We started training using the default YOLOv5 hyperparameters, summarized in Table 3. As you can see, it includes a low augmentation that would help our dataset to have more variability.
Table 3. YOLOv5 default hyperparameters
Hyperparameter | Value |
Initial learning rate (lr0) | 0.01 |
Final learning rate (lrf) | 0.01 |
Momentum | 0.937 |
Weight decay | 0.0005 |
Warmup epochs | 3.0 |
Warmup momentum | 0.8 |
Warmup initial bias lr | 0.1 |
Box loss gain | 0.05 |
Classification loss gain | 0.5 |
Classification BCELoss positive_weight | 1.0 |
Objectness loss gain | 1.0 |
Objectness BCELoss positive_weight | 1.0 |
IoU training threshold | 0.20 |
Anchor-multiple threshold | 4.0 |
Focal loss gama | 0.0 |
Image HSV hue augmentation | 0.015 |
Image HSV saturation augmentation | 0.7 |
Image HSV value augmentation | 0.4 |
Image rotation | 0.0 |
Image translation | 0.1 |
Image scale | 0.5 |
Image shear | 0.0 |
Image perspective | 0.0 |
Image flip up-down(probability) | 0.0 |
Image flip left-right (probability) | 0.0 |
Image mosaic (probability) | 0.0 |
Image mixup (probability) | 0.5 |
Other parameters to take into consideration are the number of epochs, batch size, the amount of frozen layers, and the optimizer. Table 4 shows the values used for training:
Table 4. Mobile chess detection training parameters
Parameter | Values |
Number of epochs | 500 |
Batch size | 8 |
Freeze layers | 0.10 |
Optimizer | SGD |
YOLOv5s
Initially, we tested different values for the epochs, starting with 100, but noticed that higher epochs resulted in better performances, being around 300 where the losses started stabilizing. This can be seen in Figure 9. We noticed that 500 epochs were enough for training, but we selected the best model for inference detection that was not necessarily the last epoch model.
On the other hand, the model is composed of two parts: the backbone and the head layers. Since the backbone layers work as feature extractors and the head layers as output predictors, we decided to test freezing backbone network layers (avoid re-training them) to determine if it helped with the final results. The backbone consists of 10 layers, so we ran the experiments without freezing any layer and freezing the 10 layers of the backbone.
The selected optimizer was the YOLOv5 default Stochastic Gradient Descent (SGD) with a batch size of 8.
In Figure 10 you can see a comparison of the results between freezing and not freezing backbone layers for the YOLOv5s model. As you can see, the classifier loss takes more epochs to stabilize for the experiment that freezes the backbone, however, the final results are similar. Using the best model, the experiment without freeze obtained an F1 score of 0.987 for the validation and 0.809 for the test, while the case with backbone freeze obtained an F1 score of 0.966 for validation and 0.801 for the test. The main difference is a 0.02 in the F1 score for the validation dataset and both perform worse in the test dataset.

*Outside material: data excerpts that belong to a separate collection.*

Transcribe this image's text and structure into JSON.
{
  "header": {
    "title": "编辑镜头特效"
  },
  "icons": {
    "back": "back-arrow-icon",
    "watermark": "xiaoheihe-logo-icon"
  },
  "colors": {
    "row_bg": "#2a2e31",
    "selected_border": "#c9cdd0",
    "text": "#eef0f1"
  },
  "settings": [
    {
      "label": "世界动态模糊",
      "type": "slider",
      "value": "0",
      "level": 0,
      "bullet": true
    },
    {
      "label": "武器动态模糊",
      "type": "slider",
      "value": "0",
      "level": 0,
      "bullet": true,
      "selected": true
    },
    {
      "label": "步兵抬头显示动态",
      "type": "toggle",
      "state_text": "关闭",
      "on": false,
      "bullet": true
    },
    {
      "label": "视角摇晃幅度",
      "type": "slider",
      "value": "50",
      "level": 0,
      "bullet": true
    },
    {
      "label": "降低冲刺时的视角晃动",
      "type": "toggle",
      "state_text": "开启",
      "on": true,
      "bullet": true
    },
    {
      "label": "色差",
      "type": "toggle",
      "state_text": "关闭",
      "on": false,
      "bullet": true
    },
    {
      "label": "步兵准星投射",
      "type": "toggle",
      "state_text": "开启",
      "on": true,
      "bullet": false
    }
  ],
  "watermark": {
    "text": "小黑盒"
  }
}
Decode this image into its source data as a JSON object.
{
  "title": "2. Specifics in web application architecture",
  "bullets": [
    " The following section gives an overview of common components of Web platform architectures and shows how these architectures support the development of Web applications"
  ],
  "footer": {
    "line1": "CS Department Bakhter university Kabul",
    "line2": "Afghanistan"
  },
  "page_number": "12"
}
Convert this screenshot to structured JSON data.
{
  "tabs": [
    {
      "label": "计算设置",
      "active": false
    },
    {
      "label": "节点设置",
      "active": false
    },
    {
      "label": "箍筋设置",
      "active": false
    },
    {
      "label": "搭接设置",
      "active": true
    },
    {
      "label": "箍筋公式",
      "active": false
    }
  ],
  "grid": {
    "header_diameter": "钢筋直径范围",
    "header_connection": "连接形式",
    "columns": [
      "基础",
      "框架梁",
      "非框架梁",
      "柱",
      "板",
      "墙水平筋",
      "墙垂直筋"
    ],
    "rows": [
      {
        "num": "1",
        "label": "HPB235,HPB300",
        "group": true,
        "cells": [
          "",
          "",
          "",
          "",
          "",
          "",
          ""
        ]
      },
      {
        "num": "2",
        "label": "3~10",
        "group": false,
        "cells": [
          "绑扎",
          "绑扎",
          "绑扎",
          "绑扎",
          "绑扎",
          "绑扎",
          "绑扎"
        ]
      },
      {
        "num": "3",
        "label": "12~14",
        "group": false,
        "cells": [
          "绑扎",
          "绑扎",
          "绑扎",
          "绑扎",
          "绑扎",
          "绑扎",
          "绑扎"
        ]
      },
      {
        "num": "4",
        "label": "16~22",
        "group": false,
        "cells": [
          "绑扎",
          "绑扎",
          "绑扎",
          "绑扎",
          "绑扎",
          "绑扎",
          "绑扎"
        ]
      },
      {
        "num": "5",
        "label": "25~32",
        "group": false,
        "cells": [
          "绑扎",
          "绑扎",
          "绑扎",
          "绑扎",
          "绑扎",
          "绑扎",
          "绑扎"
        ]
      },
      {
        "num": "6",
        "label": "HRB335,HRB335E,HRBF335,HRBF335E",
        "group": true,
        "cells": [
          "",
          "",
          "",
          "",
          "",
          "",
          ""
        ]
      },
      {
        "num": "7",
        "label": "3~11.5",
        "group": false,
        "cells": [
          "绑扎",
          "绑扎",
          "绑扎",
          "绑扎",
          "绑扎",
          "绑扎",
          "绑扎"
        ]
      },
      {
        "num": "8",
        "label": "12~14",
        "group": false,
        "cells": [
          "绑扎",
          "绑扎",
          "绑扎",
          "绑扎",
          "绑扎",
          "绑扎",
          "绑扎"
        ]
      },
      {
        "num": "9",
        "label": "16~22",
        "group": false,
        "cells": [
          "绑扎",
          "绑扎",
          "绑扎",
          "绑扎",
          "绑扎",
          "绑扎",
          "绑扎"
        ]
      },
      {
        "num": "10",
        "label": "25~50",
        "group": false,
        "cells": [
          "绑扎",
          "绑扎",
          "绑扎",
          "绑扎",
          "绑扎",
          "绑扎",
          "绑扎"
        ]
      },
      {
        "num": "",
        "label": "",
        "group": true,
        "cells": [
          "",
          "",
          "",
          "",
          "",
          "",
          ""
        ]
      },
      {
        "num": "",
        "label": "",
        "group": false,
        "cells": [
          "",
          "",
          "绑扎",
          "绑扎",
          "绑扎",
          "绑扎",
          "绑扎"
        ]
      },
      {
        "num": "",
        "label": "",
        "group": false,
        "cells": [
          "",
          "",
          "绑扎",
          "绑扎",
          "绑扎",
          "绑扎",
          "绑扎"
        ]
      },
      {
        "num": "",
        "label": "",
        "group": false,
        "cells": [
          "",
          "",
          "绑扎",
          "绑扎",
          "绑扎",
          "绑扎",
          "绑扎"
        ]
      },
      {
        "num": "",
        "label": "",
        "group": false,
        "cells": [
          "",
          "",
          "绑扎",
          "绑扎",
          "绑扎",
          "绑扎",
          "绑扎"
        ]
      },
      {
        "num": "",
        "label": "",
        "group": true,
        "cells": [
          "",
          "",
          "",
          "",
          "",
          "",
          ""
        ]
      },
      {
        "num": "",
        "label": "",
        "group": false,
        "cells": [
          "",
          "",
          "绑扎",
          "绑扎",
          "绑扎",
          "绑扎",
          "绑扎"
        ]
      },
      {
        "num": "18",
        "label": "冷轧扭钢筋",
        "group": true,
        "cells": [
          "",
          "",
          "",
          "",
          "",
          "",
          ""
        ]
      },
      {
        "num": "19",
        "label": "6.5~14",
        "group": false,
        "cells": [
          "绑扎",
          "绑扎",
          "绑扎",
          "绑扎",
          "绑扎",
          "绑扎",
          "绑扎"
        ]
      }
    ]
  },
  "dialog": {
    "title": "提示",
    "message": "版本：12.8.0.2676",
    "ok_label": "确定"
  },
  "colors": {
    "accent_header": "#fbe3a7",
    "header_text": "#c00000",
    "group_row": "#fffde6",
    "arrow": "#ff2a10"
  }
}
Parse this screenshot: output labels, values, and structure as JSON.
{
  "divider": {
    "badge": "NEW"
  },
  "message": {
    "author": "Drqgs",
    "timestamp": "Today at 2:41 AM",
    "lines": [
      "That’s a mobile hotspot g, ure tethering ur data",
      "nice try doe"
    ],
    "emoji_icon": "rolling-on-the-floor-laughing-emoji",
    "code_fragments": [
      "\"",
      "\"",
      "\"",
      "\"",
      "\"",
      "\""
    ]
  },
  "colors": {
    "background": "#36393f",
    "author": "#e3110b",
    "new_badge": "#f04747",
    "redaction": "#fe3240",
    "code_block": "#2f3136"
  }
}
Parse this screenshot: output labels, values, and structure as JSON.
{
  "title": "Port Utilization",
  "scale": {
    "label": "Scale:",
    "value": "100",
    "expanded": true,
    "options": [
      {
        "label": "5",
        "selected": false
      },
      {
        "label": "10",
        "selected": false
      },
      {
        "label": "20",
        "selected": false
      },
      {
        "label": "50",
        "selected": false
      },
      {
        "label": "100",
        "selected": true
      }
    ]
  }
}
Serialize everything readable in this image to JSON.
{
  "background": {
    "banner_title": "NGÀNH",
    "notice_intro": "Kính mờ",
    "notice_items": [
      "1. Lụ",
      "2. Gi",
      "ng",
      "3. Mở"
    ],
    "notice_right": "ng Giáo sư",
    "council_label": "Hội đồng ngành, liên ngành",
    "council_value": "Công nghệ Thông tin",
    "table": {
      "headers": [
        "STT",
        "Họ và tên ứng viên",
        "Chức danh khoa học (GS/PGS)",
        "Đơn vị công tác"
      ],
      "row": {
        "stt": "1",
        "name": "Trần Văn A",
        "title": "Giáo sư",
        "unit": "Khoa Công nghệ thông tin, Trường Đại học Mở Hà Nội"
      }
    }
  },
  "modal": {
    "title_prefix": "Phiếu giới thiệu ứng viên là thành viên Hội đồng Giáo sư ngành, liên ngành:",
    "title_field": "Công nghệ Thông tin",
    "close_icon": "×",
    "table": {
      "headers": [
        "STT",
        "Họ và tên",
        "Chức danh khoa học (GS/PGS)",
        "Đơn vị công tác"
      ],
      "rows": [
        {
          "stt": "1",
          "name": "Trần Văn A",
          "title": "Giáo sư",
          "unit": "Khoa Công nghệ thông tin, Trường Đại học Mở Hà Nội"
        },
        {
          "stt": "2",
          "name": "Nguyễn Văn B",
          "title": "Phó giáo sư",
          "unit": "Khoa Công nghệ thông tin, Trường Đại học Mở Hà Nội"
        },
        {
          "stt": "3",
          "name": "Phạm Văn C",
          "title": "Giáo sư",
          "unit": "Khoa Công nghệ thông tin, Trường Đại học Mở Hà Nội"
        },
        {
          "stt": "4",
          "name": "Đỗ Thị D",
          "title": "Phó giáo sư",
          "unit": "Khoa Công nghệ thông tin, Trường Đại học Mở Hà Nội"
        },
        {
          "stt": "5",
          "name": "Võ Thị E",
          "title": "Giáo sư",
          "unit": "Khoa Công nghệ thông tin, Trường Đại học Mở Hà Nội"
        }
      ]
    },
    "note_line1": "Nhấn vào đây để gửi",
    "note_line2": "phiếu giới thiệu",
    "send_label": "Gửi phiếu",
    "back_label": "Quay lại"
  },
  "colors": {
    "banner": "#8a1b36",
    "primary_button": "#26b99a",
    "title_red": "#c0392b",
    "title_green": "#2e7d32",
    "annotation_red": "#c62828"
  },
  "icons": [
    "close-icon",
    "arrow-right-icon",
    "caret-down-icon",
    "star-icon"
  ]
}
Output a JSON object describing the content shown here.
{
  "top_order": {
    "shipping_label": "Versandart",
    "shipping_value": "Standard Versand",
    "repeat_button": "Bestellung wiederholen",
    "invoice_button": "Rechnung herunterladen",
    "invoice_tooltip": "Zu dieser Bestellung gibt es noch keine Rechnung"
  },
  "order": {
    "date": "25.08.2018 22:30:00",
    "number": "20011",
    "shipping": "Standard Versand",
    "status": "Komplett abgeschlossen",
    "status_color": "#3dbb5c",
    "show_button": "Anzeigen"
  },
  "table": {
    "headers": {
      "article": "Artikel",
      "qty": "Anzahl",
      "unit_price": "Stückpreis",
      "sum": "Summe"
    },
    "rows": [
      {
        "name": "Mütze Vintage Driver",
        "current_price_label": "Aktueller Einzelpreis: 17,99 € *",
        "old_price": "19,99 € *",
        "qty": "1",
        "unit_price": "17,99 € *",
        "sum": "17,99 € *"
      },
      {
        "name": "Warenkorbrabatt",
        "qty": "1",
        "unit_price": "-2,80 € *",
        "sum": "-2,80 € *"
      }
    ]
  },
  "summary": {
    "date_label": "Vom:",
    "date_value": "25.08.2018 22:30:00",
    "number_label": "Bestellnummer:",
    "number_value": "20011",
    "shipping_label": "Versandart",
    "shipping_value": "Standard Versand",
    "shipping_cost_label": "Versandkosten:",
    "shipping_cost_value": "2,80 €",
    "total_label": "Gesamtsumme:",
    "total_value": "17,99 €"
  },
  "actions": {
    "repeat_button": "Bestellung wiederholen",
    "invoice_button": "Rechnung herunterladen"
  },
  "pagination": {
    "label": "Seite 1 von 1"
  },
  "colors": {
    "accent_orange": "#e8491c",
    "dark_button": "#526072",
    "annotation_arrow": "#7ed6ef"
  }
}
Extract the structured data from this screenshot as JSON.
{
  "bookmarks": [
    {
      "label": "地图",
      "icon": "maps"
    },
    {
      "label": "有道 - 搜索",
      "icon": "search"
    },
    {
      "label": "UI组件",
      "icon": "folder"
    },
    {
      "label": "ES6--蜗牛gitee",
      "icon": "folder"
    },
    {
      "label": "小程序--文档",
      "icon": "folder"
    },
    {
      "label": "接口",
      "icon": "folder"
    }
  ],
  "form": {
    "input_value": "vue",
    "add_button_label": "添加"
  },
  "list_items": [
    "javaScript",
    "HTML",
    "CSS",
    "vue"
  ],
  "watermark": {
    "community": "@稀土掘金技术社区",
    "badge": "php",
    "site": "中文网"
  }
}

On the other hand, Figures 11 and 12 show the confusion matrix for validation and test datasets, respectively, for the experiment with no freezing. Both datasets accomplish a clear diagonal, meaning that most of the detections are correct, as we can expect with the F1 scores presented, the validation results have few outliers while the test results have more.
Taking a deeper look at the validation outliers we discovered that the detection is confusing the bishop piece with the knight pieces for the style shown in Figure 13. You can see that it doesn’t have the usual rounded shape and has a slot bigger than a usual bishop. It can be seen that, with some imagination, it can be confused with one of the knights that are looking up.
The model is also confusing the white king with the black king and the white pawn with the black pawn for the style shown in Figure 14, where the shapes have a thick black line.
On the other hand, inspecting the detection and confusion matrix for the test dataset, it is clear that it is confusing a lot more pieces. Specifically, the model is having trouble with the piece style shown in Figure 15. This figure shows the detections obtained from the inference using the best model of YOLOv5s without freezing. The bounding boxes indicate the piece's detection is correct, but the classification of the piece doesn’t make sense in most of the pieces. To understand what was going on with this style we created a couple of test images, using the same piece style but removing the gray circular background as shown in Figure 16. Our hypothesis was that the circular background could be confusing the network. Applying the inference to these images we got the results shown in Figure 16, where the pieces were detected correctly, except for the king which was confused with the rook.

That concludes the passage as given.